# *UPDATED* NF Banning Policy



## Spectrum (Apr 17, 2007)

Dear forum citizens,

As you are all aware, like any other forum, NF has certain rules and guidelines that are there to help keep things clean and fun for everyone. <3 As you're also aware, unfortunately not everyone always follows these rules, and on occasion these misdemeanors result in bans.

In this thread, you'll find our banning policy--what you can potentially be banned or otherwise warned/punished for, and how long that punishment might be. This thread is here to ensure that things stay fair, and everyone gets treated the same way.

*Naruto Forums Banning Policy*​

*Spoiler*: _Outdated Policy_ 



*Double Posting:*

*First Offense:* Warning, and your posts will be merged
*Repeat Offenses:* Depending on the number of offenses/number of posts, user will be warned again, and possibly given a one day ban. In general, double posting is not a big deal, but once you've been warned about something, we expect you to cut it out.


*Excessive Spamming:*

*First Offense:* Warning
*Second Offense:* 2 day ban (particularly if the user is aware that they are spamming and continues to do so anyway)
*Third Offense:* 1 week ban
*Fourth Offense:* 1 month ban


_*Sig Limit Violations:*_

The guidelines for sigs are posted here; in general, the world won't end if your sig is slightly over the limit, but too much and we'll ask you to resize it.

*First Offense:* Warning
*Second Offense:* _Stern_ Warning!
*Third Offense:* 1 day to 1 week ban, depending on the violation
*Fourth Offense:* Minimum 2 week ban

Also note that sigs containing explicit spoilers are not allowed in either Konoha TV or English Naruto Discussion; you'll have to disable them before posting, or else it will be considered the same as spoiling (see below).
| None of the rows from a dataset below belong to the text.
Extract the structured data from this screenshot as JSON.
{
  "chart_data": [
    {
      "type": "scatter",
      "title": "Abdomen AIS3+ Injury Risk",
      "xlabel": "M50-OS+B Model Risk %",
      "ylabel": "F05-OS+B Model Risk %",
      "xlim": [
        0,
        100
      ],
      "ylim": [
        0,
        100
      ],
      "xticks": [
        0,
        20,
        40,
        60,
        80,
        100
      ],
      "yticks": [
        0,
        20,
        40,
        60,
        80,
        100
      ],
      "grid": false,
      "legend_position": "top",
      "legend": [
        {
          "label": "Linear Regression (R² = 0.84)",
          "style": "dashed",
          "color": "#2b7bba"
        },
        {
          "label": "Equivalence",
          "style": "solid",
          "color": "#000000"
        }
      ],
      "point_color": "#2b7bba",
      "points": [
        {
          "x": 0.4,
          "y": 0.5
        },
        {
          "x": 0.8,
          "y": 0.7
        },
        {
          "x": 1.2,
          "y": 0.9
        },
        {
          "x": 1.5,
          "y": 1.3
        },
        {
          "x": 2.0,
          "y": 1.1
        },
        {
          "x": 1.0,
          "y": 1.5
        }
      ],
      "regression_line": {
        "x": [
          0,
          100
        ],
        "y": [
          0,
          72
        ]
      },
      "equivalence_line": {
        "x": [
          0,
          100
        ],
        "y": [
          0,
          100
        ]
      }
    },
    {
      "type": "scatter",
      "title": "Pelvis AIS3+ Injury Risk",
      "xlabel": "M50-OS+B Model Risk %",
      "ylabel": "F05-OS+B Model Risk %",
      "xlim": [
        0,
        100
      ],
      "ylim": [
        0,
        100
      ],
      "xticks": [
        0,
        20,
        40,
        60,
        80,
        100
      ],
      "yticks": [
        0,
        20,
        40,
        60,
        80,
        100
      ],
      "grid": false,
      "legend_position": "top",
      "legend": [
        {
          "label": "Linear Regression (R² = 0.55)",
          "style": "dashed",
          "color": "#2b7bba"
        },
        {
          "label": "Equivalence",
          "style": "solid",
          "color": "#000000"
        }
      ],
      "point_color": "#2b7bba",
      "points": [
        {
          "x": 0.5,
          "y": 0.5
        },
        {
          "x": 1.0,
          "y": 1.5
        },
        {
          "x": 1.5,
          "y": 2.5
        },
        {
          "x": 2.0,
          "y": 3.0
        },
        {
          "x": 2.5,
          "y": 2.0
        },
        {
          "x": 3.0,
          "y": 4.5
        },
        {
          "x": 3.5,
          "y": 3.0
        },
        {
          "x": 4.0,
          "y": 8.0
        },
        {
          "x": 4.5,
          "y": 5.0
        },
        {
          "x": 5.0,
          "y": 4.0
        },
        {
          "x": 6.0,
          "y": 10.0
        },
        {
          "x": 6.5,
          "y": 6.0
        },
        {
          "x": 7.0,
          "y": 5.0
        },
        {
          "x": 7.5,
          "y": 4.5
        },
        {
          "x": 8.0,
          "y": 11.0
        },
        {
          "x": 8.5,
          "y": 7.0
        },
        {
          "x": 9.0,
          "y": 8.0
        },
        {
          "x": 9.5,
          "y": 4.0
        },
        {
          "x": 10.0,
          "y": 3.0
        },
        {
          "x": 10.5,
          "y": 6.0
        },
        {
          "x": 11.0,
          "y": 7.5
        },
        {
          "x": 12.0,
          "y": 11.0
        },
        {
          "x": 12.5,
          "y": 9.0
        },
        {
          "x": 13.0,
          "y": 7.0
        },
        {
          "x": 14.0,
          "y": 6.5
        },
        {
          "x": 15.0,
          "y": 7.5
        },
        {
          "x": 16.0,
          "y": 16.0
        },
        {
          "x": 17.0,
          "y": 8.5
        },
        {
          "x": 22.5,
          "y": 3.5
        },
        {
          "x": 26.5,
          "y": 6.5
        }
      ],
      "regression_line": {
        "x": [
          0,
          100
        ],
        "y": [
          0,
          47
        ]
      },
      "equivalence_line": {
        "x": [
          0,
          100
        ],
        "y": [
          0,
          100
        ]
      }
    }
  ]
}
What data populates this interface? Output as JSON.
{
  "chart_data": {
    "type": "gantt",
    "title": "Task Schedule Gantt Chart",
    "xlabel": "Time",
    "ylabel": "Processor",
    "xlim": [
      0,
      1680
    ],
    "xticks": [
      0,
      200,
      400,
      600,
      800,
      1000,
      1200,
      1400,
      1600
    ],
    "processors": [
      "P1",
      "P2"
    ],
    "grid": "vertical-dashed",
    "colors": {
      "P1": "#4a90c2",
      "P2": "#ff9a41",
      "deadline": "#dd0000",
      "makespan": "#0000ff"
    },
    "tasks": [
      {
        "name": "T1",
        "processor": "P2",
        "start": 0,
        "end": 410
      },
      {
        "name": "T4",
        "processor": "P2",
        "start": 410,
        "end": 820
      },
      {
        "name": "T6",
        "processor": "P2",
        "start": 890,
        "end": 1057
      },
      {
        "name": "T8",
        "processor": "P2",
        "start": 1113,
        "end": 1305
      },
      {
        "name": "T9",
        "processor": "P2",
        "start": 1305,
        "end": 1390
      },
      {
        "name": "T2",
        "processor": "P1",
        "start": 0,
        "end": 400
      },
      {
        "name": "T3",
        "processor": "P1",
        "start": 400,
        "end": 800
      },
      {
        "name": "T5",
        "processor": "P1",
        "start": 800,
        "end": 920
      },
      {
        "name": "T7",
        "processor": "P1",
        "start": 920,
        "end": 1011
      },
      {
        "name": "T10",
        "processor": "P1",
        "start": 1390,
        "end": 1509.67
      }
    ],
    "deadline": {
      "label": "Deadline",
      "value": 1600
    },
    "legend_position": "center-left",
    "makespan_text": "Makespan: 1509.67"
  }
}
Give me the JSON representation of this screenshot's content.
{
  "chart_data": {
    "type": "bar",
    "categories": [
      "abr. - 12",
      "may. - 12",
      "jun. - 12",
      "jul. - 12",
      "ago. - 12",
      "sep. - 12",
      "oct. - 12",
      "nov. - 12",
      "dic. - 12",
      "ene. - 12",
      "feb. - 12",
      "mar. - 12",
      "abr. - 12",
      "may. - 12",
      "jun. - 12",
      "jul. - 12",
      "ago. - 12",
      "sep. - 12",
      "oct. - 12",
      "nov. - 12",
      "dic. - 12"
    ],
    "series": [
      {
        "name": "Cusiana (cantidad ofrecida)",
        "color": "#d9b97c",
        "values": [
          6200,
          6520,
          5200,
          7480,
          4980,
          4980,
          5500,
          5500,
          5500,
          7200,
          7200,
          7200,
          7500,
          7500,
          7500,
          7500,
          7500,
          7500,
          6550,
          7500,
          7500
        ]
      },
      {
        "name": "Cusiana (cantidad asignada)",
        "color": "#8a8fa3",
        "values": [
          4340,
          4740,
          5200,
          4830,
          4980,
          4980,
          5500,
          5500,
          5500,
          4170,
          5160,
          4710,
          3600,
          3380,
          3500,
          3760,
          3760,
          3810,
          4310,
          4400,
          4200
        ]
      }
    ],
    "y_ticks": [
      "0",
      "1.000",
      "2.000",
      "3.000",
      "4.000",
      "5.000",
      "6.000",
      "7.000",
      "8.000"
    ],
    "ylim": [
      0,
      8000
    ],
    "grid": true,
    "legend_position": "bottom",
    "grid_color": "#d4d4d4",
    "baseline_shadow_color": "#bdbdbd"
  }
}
Autoplay - Autoplay in sigs, in or out of tags, is not permitted. Autoplay is not permitted in any public area of the forums or in any place where another poster is subjected to it and might complain.


*Spoiling in a Non-Spoiler Section:*

*First Offense:* Warning
*Second Offense:* 1 day ban
*Third Offense:* 1 week ban
*Fourth Offense:* Minimum 2 week ban, possible perm section ban

Please note that the above applies to accidental spoilers; malicious spoiling (e.g. deliberately posting major spoilers) will earn you a much stricter ban.


_*Flaming/Trolling:*_

*First Offense:* Warning
*Second Offense:* 1 day to 1 week ban, depending on the severity of the offense
*Third Offense:* Minimum 2 week ban
*Fourth Offense:* Perm ban

In certain cases, rather than banning the user from the forum at large, we may instead section ban them from a certain area, such as the Outskirts Battledome or the Debate section. However, this only applies to users who flame/troll only in specific sections.


*Posting Porn:*

In most cases, *posting porn anywhere outside of the Bath House sections will get you an automatic permanent ban*. However, we will make certain discretions depending on the circumstances; for example, if a member posts a pic that's borderline pornographic and breaks the rules, but said member is unaware that it does so, we might be more lenient (key word being _might_--under no circumstances is being ignorant of the rules a "get out of jail free" card). On the other hand, if a member, knowing full well what he/she is doing, spams the forum with tubgirl pics--well, it's been nice knowing you.

In general, posting porn is very likely to get you perm banned, whether it's debatable or not. Use common sense; don't post anything you're not sure about.


*Multiple Accounts:*

9 out of 10 times, dupe accounts are used for ban evasion, rep abuse, cheating in forum polls or contests, or some other form of questionable activity; therefore, our policy is to *perm ban all dupe accounts*. Making a dupe will get said dupe account permed, and earn your main account a week long ban.





*For most offenses (flaming, trolling, spamming, spoiling, etc.) the general banning policy will look like this:*
_First Offense:_ Warning or 1-3 day ban.
_Second Offense:_ 1-7 day ban.
_Future Offenses:_ Scaling of the ban until potential permanent ban.
Please note that in certain cases section-bans or reply-only bans may be implemented.


*Signature and/or avatar violations (with the exception of pornographic material) will generally look like this:*
_First Offense:_ Warning.
_Second Offense:_ 1 week signature and/or avatar ban.
_Third Offense:_ 2 week signature and/or avatar ban.
_Future Offenses:_ Scaling of the ban until potential permanent signature and/or avatar ban. 


*Duplicate accounts will be permed, and your main account will receive a one week ban.* 
If your main account is already serving a ban, that ban length will be reset. Consistently duping will result in a permanent ban of your main account.


*Reputation abuse and posting of pornographic material will be dealt with on a case-to-case basis.*
However, please note that in most cases posting of pornographic material will lead to an automatic permanent ban.


----------

*In all cases*, please note that even though we have rules and protocol, *it is up to the discretion of the staff to increase or decrease ban lengths based on the user, offense, and the situation at hand*. In other words, the staff reserves the right to make individual judgment calls depending on the circumstances of the ban.

Really, though, just use common sense while posting, and there'll be no need to ever worry about any of this.

Sincerely,

The Staff


----------